Sería una fiesta si todos lo aplicáramos, si siempre lo tuviéramos presente. Sería un regalo de benevolencia, un atisbo de sabiduría desapegarnos de la mala costumbre del juicio. Sobre todo, cuando aquello que se juzga es trivial y sin consecuencias. El color del pelo, un hobbie que pareciera perdida de tiempo ( que nos importa, al fina de cuentas no es nuestro tiempo), la forma de vestir. Esos son asuntos de cada quien.

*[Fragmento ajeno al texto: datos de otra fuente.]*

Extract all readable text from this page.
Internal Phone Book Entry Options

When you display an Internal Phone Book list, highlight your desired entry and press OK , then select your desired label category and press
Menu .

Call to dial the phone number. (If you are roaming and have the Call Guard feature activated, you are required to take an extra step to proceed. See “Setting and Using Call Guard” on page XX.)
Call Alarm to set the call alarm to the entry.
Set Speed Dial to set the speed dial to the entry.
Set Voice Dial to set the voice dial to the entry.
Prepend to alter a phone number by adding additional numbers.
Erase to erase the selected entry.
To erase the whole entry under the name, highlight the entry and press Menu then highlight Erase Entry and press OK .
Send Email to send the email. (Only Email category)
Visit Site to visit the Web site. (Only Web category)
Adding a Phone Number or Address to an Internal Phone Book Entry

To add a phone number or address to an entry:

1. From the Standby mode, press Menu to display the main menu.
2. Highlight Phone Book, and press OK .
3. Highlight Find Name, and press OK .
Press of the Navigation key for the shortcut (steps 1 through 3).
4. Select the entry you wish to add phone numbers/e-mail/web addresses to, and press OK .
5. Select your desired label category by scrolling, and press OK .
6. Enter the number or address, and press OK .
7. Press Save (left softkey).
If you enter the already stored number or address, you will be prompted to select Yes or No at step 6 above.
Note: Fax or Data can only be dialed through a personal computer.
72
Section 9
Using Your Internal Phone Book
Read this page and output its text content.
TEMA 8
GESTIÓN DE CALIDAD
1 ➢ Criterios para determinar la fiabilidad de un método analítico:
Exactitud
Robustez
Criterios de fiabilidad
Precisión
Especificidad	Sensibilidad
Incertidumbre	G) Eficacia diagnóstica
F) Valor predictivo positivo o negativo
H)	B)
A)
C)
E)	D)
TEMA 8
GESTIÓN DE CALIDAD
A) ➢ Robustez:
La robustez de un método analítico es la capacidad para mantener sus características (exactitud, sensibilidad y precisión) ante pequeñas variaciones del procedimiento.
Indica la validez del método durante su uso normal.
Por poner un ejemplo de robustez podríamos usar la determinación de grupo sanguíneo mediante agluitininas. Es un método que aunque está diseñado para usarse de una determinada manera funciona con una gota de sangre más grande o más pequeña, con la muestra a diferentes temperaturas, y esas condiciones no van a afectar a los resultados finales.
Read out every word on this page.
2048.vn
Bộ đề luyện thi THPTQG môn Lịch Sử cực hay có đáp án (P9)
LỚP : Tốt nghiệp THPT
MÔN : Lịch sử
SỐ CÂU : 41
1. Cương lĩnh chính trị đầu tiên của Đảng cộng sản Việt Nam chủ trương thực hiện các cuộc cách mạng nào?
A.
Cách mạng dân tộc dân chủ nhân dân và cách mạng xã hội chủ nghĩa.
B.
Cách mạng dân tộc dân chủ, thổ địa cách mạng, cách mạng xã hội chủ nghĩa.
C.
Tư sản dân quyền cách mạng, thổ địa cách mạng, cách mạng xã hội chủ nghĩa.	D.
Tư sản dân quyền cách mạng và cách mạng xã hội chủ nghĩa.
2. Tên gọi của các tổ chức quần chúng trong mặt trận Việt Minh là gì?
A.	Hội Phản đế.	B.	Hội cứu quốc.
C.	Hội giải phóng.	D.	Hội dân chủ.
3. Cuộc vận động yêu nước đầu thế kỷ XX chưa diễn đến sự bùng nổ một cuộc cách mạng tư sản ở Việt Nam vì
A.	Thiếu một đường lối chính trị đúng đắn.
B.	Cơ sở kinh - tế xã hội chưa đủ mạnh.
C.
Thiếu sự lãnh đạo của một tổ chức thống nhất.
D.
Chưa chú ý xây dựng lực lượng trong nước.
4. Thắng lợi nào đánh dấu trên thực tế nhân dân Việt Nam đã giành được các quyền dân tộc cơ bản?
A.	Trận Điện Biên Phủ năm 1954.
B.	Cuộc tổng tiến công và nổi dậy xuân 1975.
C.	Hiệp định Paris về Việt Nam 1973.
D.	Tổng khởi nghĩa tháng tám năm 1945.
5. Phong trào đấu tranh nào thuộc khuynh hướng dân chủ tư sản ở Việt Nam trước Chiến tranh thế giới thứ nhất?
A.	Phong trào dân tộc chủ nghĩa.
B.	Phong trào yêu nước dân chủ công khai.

Aquellos seres que practican este deporte de aprobar o reprobar, no se dan cuenta -o tal vez si- que una opinión descalificadora no construye nada, pero destruye mucho. Arrasa con buenos momentos, aniquila estados de ánimo, evapora certezas felices.
TODA LA BONDAD EN UN PEQUEÑO SILENCIO
Mi mamá va por la vida con la bolsa llena de ideas tecnológicas y la boca de consejos grandes. Los disfraza de frases simples.
Desde que éramos niñas nos decía:
«Si no tienes nada bueno que decir, mejor no digas nada.»
Ya no somos niñas, pero lo sigue pregonando. Lo aprendí de corazón, mejor de lo que aprendí las tablas de multiplicar. Es una verdad más útil que cualquier malabar de cifras. Creo hasta con los huesos en la bondad -o compasión- que estas pocas palabras albergan.